Similar a lo que le ocurría al poeta Alberto Cortés –que tenía su escaramuza emocional con un árbol– yo tengo algo parecido, pero con tres arbolitos.
Sí, aparte de mis tres hijos: María José, Marco Antonio y Marcela, también he “adoptado” a otros tres, llamados “Primero”, “Segundo” y “Tercero”. Mis hijos son mi adoración y mis arbolitos son mis compinches.
Nos contamos nuestras cosas, nos cubrimos las fallas y nos sostenemos el uno al otro: yo los cuido y, a cambio, ellos me dan vida, porque literalmente oxigenan mi existencia. ¿Puede haber mayor prueba de amor?
Como en todo romance, a veces nos hacemos reclamos: “¿por qué no me dan sombra de este lado?”, les digo. “¿Por qué no nos has podado en tres semanas?”, musitan ellos. “¿Qué vas a hacer con esas hormigas, que me están comiendo una rama?”, reclama “Tercero”. Son conversaciones entre seres que se aman. Sí, porque reclama el que ama, cosa que a menudo no entiende ni aprecia el ser amado.
Como podrán suponer, también hay celos de por medio, no tanto entre ellos, pero sí con la hiedra que a pocos metros lo envuelve todo y –lo peor de lo peor– con la veranera del fondo. Tanta belleza se les hace “insoportable”, especialmente entre enero y abril, cuando la veranera desata su orgía de color y nos embruja a todos con su frondoso arcoiris de lilas, desde el violeta más intenso, hasta el lila más delicado. Eso sí es difícil de sobrellevar, aunque en el fondo, tales celos son admiración. Mis tres arbolitos darían lo que fuera por romper el monopolio del verde, color del que han hecho su vida, su rutina y su ropaje. “¡Qué daría por ser violeta, o tal vez un poco de lila!”, parece decirme “Primero” que, por cierto, viene saliendo de una sequía en sus ramas superiores.
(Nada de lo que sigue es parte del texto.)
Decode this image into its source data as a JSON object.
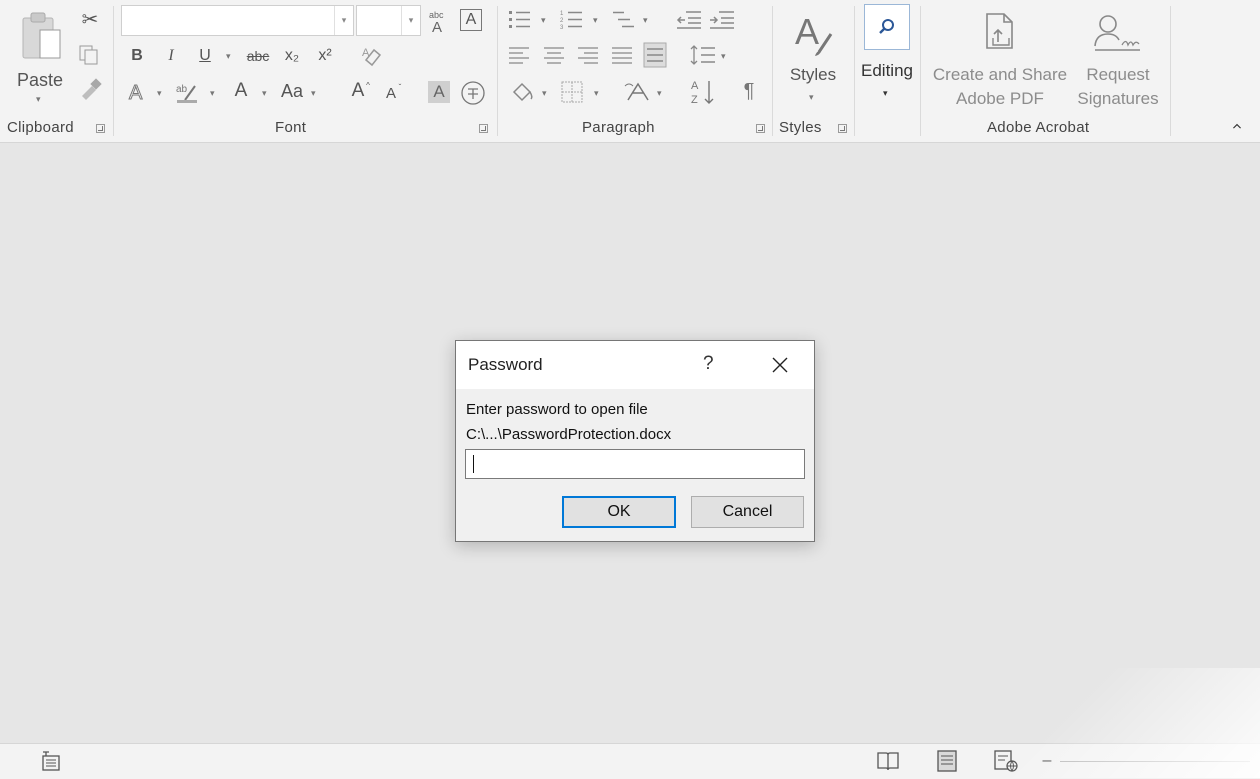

También aprendo de mis arbolitos. A veces, sin siquiera proponérselo, me enseñan que todo cambia, que no todos los verdes son iguales, por verdes que sean; y que a veces es necesario cambiar de tono y mudar las hojas para enfrentar las distintas épocas de la vida. Mis arbolitos lo saben y, de pronto, sustituyen el típico verde musgo con un refrescante y sorpresivo verde limón. En el suelo quedaron las hojas, como mudos testigos del ciclo natural de la vida: hojas ayer, alfombras hoy. Profundo mensaje.
También me han enseñado que hay un tiempo para todo, hasta para podarlos. En mi ansiedad de padre “primerizo”, he tenido que aprenderlo, cometiendo errores o irrespetando –sin saberlo– los ciclos naturales de renovación. Hace unos meses subí a sus ramas, mal armado con unas tijeras, y los podé más de la cuenta. Ellos lo notaron, se resintieron y por angustiantes semanas, sus ramas secas fueron la bandera de su enojo, especialmente “Primero” que, después de perdonar mi imprudencia, recién ha vuelto a hojear.
Aprendí mi lección: hay un tiempo para todo. No se pueden quemar etapas, pero tampoco adelantarlas. Mis arbolitos lo saben.
¿Tiene usted un árbol? Si no lo tiene, siembre uno. Póngale atención: aprenderá mucho.
Son amigos fieles, tolerantes, maestros en adaptarse a la realidad, especialmente a los rigores del clima, para así poder sobrevivir. Enseñan a aceptar con donaire los efectos del cambio y si se comete un error con ellos, son tan nobles que perdonan y envuelven en un inmerecido manto de oxígeno.
¿Quiere un amigo fiel? Siembre un árbol.